Usually, the Topaz extract preprocessing takes significantly more time than the extraction. Since I almost always use the same preprocessing parameters for all Topaz jobs, it would be nice to be able to use the already preprocessed micrographs from a previous Extract job when extracting with a new Topaz model. However, when I connect the micrograph output from a previous Extract job, it still does the preprocessing again.
I have noticed that the Topaz Extract job saves the preprocessed micrographs in the “preprocessed” subdirectory of the connected Topaz Model job directory. To circumvent the issue I created a soft link between an old Topaz model “preprocessed” folder containing all preprocessed micrographs and the directory of the new model I wanted to use, which in my case saved me several hours of preprocessing.
Is the default re-preprocessing the expected behavior of the Topaz extract job, in order to be sure that any changes to the preprocessing parameters are being used? Would it be possible to implement an option to passthrough the preprocessed micrographs from an earlier Topaz Extract job?
Can you give some more details about how this symlink works, i.e. exactly which directories you symlinked? Did you have to modify any code to get it to work?
The current behavior is to make sure that models use the same preprocessing during inference that was applied when they were trained, however we would be happy to look into modifying this behavior in a future release.
Well, it is not the most elegant solution, but it works.
These are the jobs I will refer to:
J1 - curated exposures
J2 - old Topaz Train job
J3 - old Topaz Extract job where I have extracted from all my micrographs from J1
J4 - new Topaz Train job
J5 - new Topaz Extract job
Let’s say I have just trained a new model (J4) and I want to extract from micrographs (J1) that I have extracted from in a previous job (J3).

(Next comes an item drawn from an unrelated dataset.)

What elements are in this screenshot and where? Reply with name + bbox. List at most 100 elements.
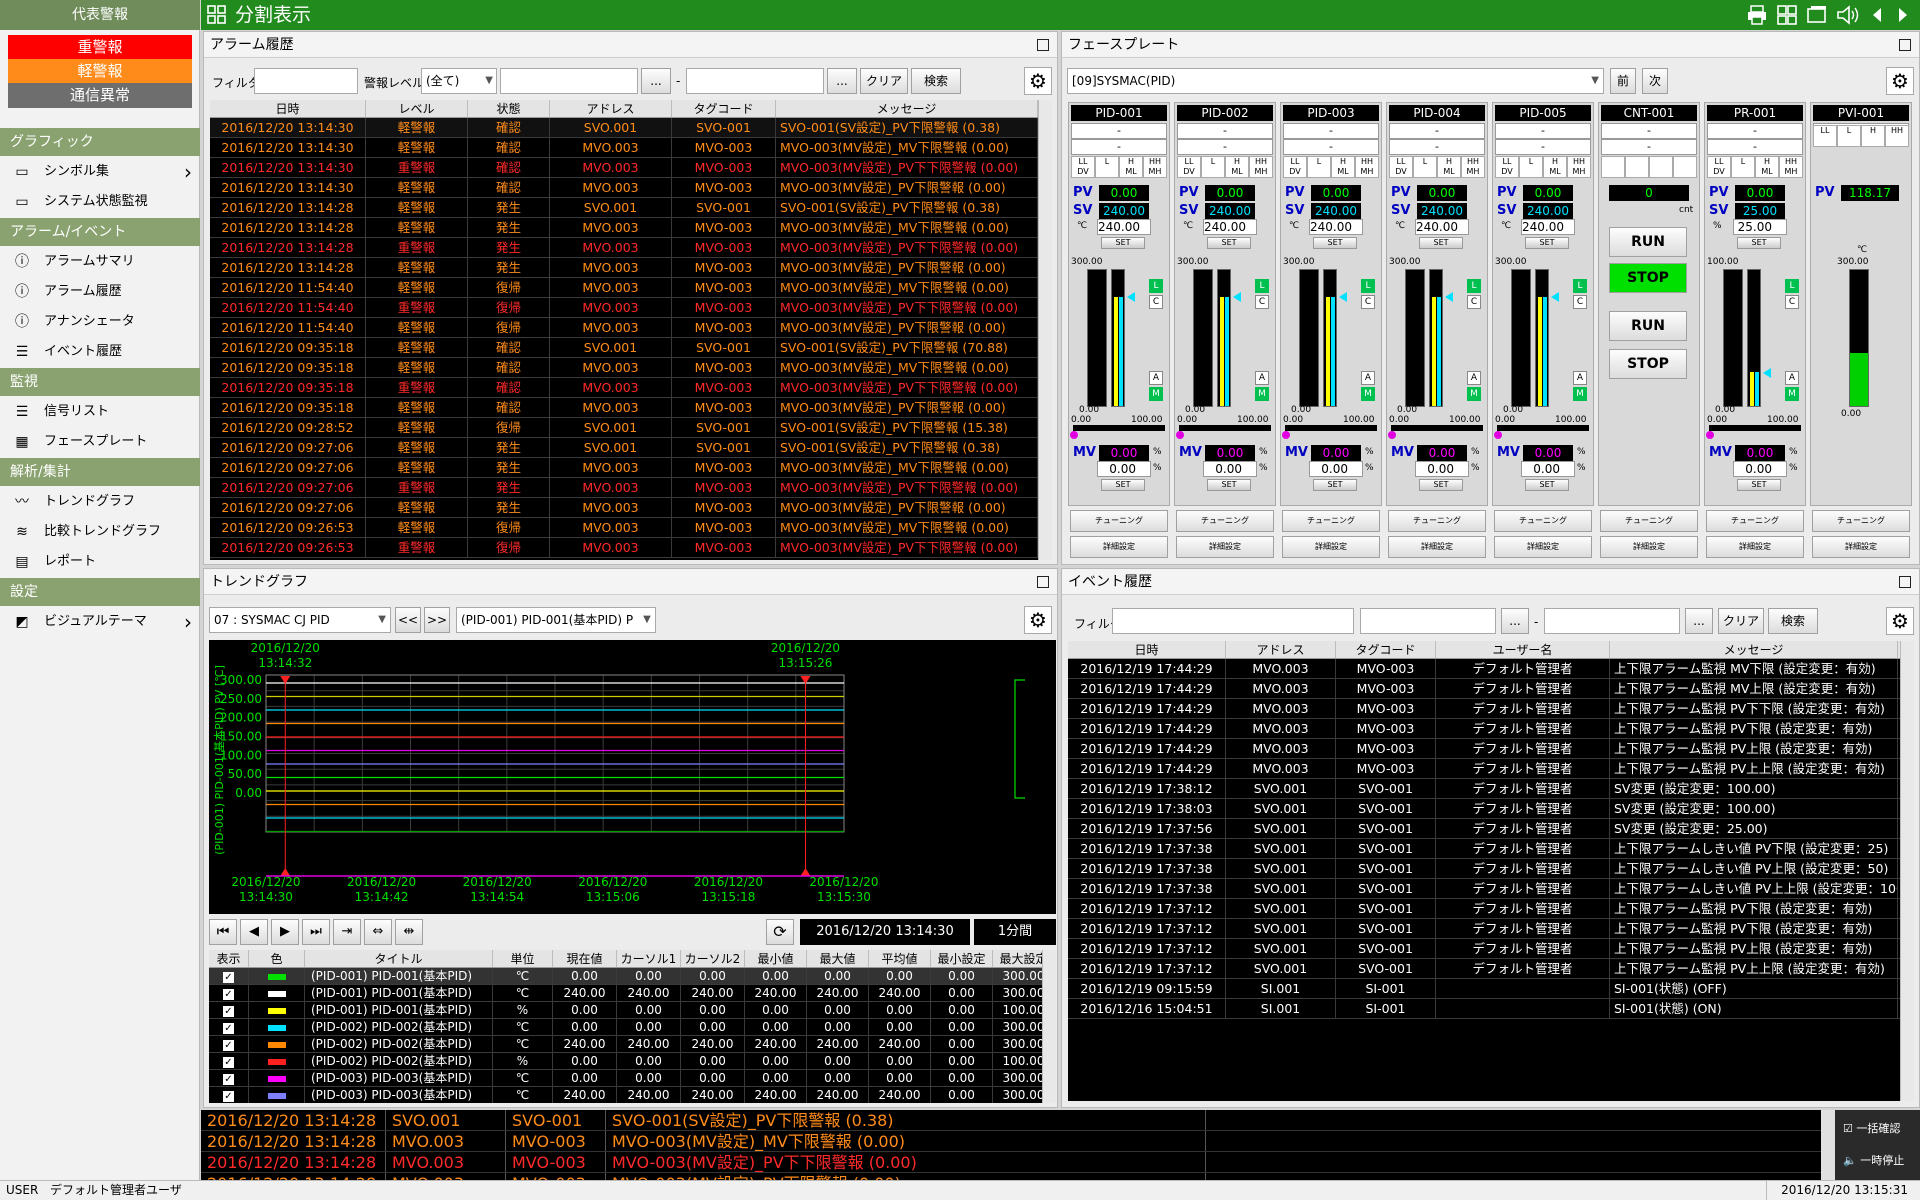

I then remove the preprocessed training micrographs from the job directory belonging to the new model (J4): rm -r /cryosparc/P1/J4/preprocessed
Next, I create a soft link between the “preprocessed” directory of the old model (J2) and the new one (J4): ln -s /cryosparc/P1/J2/preprocessed /cryosparc/P1/J4/preprocessed
I can the finally start a new Topaz Extract job (J5) with J4 and J1 as input, which then just skips the preprocessing stage and saves me a ton of time.
The feature you describe has been added in patch v3.3.1+211214. Now in Topaz Train you can specify a preprocessed micrograph directory in the job builder. You can do the same in the Topaz Extract job.
Best,
Louis
@lprimeau Is this applicable to reusing preprocessed mics from a previous Topaz Extract job (built-in pretrained model) in a subsequent Topaz Extract job (again pretrained built-in model)? No Topaz Train involved.
I tried providing the absolute path from the last Topaz Extract job, but it went ahead and started preprocessing from scratch.
Yes, this should work. The path to use in Topaz Extract is project_path/JXXX/preprocessed where JXXX is the job directory of a Topaz Extract / Topaz Train job where preprocessing was performed. From your description it sounds like you did not put the preprocessed part at the end. Sorry for the confusion!